If enacted, from July 2019, some SMSFs may qualify for the three-year audit cycle. This change would lead to a domino effect of new struggles and new solutions.
Everyone in the industry is discussing this proposed change to the audit cycle.
The 2018-19 Federal Budget includes the three-year SMSF audit proposal. The idea is to reward SMSFs that have kept good records and a history of compliance. Instead of getting audited annually, these SMSFs would go on a three-year auditing cycle.
According to the Treasury, this would reduce the amount of red tape that SMSF trustees have to deal with. However, the changes to the auditing industry would be significant.
What consequences will SMSFs and auditors have to deal with if the proposal passes? How will it alter established auditing practices?

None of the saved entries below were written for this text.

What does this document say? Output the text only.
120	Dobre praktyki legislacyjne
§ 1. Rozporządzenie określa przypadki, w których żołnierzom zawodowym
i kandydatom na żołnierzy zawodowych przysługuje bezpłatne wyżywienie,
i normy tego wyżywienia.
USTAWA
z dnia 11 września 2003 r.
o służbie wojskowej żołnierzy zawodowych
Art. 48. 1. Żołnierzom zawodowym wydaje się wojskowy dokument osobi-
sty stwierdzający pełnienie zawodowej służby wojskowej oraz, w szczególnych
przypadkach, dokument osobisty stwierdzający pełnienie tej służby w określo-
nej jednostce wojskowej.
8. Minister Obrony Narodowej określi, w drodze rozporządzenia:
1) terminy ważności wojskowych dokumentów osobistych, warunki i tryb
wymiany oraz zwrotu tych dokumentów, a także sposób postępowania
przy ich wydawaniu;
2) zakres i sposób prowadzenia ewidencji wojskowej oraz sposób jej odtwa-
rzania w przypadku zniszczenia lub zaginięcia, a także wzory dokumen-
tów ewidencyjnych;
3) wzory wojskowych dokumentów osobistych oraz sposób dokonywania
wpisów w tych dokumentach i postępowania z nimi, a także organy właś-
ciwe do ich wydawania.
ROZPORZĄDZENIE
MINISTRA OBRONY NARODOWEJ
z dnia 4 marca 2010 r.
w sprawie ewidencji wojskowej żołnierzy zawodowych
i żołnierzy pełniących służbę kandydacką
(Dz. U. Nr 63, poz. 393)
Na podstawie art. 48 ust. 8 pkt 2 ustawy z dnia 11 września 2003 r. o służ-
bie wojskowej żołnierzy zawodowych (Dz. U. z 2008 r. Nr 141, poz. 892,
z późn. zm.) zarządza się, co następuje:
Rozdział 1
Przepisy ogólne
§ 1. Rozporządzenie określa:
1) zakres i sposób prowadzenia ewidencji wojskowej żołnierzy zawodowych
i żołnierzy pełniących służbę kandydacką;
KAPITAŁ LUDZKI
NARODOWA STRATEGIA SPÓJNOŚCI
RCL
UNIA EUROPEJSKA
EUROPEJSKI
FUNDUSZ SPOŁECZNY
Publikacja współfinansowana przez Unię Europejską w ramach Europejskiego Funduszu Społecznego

Let’s look at the particulars.
This proposal goes into effect from 1 July 2019 if passed. For the moment, we don’t know the exact audit year it would apply to and whether there would be transitional arrangements.
It’s not clear yet how many SMSFs would be able to switch to three-year audit cycles. The criteria are:
The consultation period for the proposal ended on 31st August 2018. That being said, the Treasury received substantial feedback on the proposal from those within the industry.
In theory, SMSF trustees would have lower administrative costs as a result. There is a chance that the delays in SAR submissions would go down. The main goal is to ease the compliance burden on SMSFs.
This proposed change seems to be at odds with some new regulations.
The introduction of TBARs and event-based reporting has had significant benefits so far. The industry is now moving to more real-time processing. This allows for greater transparency and oversight. Some speculate that the three-year audit cycle would cause this oversight to plummet.
The Treasury’s proposal is also in contrast to the main takeaways from the ASIC Report 575 SMSFs: Improving the Quality of Advice and Member Experience.
Now, let’s look at the main consequences for SMSF members, accountants, and auditors.
The industry will change in various ways if the proposal passes. None of these changes are beneficial to auditors. Most of them will have a negative impact on the SMSFs as well.
This proposal would make it more difficult for auditors to conduct comprehensive and accurate audits. Three-year-old data would be considerably harder to track down.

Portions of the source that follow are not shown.